Une mère au bord du gouffre

Elle vit dans un appartement où elle n’a plus les moyens de payer le chauffage, marche sur les Lego, travaille en free-lance, ne trouve plus de nouvelles missions. Sa routine c’est steak haché – jeux d’enfants – coquillettes, elle chante des comptines sans beaucoup y croire, n’a plus le courage de hausser la voix, et se mure dans le silence. Alors le soir, elle sort. Elle respire, admire les lumières d’une ville dans laquelle elle se sent invisible, marche fièrement comme elle le faisait avant. Quand elle n’avait pas d’enfant.

Le père est parti. Il n’a même pas rendu les clefs, il a juste claqué la porte, et n’est pas revenu. Alors elle garde ses affaires, au cas où il lui prendrait l’envie de revenir. Sans jamais penser à une quelconque pension alimentaire.

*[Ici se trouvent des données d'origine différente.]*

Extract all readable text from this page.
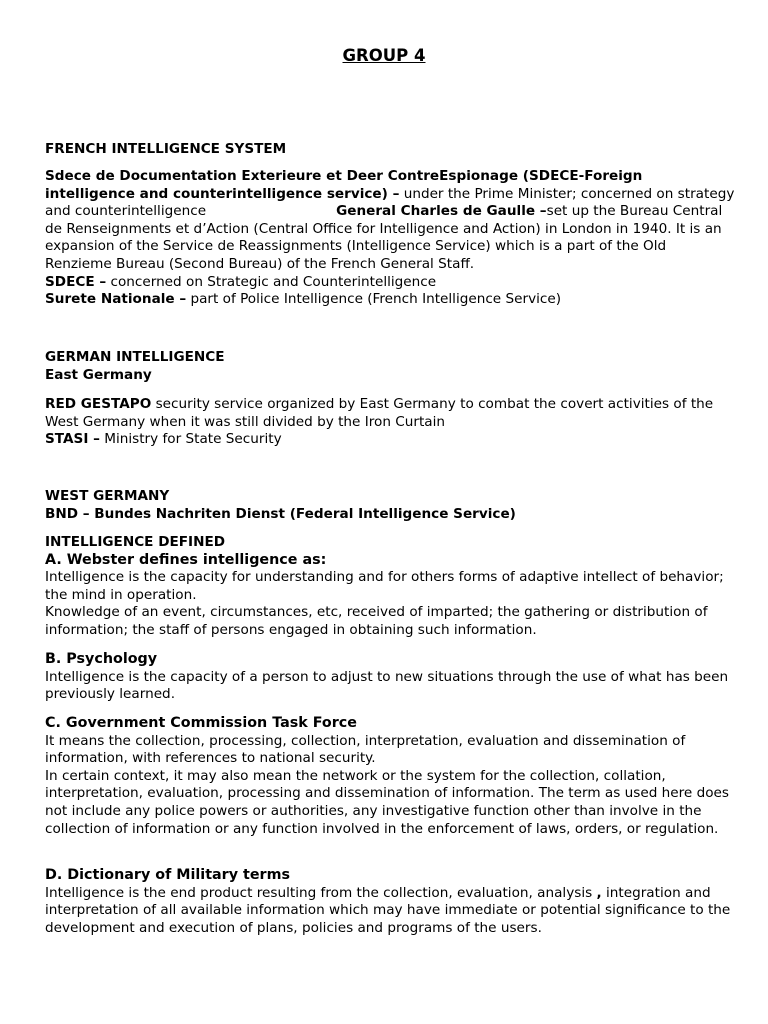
GROUP 4
FRENCH INTELLIGENCE SYSTEM
Sdece de Documentation Exterieure et Deer ContreEspionage (SDECE-Foreign intelligence and counterintelligence service) – under the Prime Minister; concerned on strategy and counterintelligence	General Charles de Gaulle –set up the Bureau Central de Renseignments et d’Action (Central Office for Intelligence and Action) in London in 1940. It is an expansion of the Service de Reassignments (Intelligence Service) which is a part of the Old Renzieme Bureau (Second Bureau) of the French General Staff.
SDECE – concerned on Strategic and Counterintelligence
Surete Nationale – part of Police Intelligence (French Intelligence Service)
GERMAN INTELLIGENCE
East Germany
RED GESTAPO security service organized by East Germany to combat the covert activities of the West Germany when it was still divided by the Iron Curtain
STASI – Ministry for State Security
WEST GERMANY
BND – Bundes Nachriten Dienst (Federal Intelligence Service)
INTELLIGENCE DEFINED
A. Webster defines intelligence as:
Intelligence is the capacity for understanding and for others forms of adaptive intellect of behavior; the mind in operation.
Knowledge of an event, circumstances, etc, received of imparted; the gathering or distribution of information; the staff of persons engaged in obtaining such information.
B. Psychology
Intelligence is the capacity of a person to adjust to new situations through the use of what has been previously learned.
C. Government Commission Task Force
It means the collection, processing, collection, interpretation, evaluation and dissemination of information, with references to national security.
In certain context, it may also mean the network or the system for the collection, collation, interpretation, evaluation, processing and dissemination of information. The term as used here does not include any police powers or authorities, any investigative function other than involve in the collection of information or any function involved in the enforcement of laws, orders, or regulation.
D. Dictionary of Military terms
Intelligence is the end product resulting from the collection, evaluation, analysis , integration and interpretation of all available information which may have immediate or potential significance to the development and execution of plans, policies and programs of the users.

De toute façon, s’il arrivait quelque chose à son fils, qui instinctivement appellerait le père ?

Les moments où elle souffle sont des moments de honte. Une mère n’abandonne pas son enfant. Elle l’aime quoi qu’il arrive, elle doit veiller sur lui comme le lait sur le feu. Une mère est forcément épanouie. Une mère ne se plaint pas. Même seule. Même dépassée. Même sans argent.

Dépasser l’image de la mère parfaite

Tenir jusqu’à l’aube de Carole Fives est un roman fort de cette rentrée littéraire – poignant, comme profondément salvateur. A une époque où on prône la “parentalité positive” et où les mères parfaites affichent leur progéniture tout sourire et sans tâche sur divers blogs ou Instagram, ce roman casse l’image de la mère parfaite et pointe du doigt la virulence avec laquelle on juge les femmes qui montrent des signes de faiblesse et pour qui la maternité n’est pas qu’un cadeau des dieux. L’auteure signe un roman cruellement d’actualité où les juges des bonnes mœurs sont partout, tapis dans l’ombre. C’est l’histoire d’une mère qui s’interdit de craquer, et bien que je ne sois pas mère, cela touche forcément.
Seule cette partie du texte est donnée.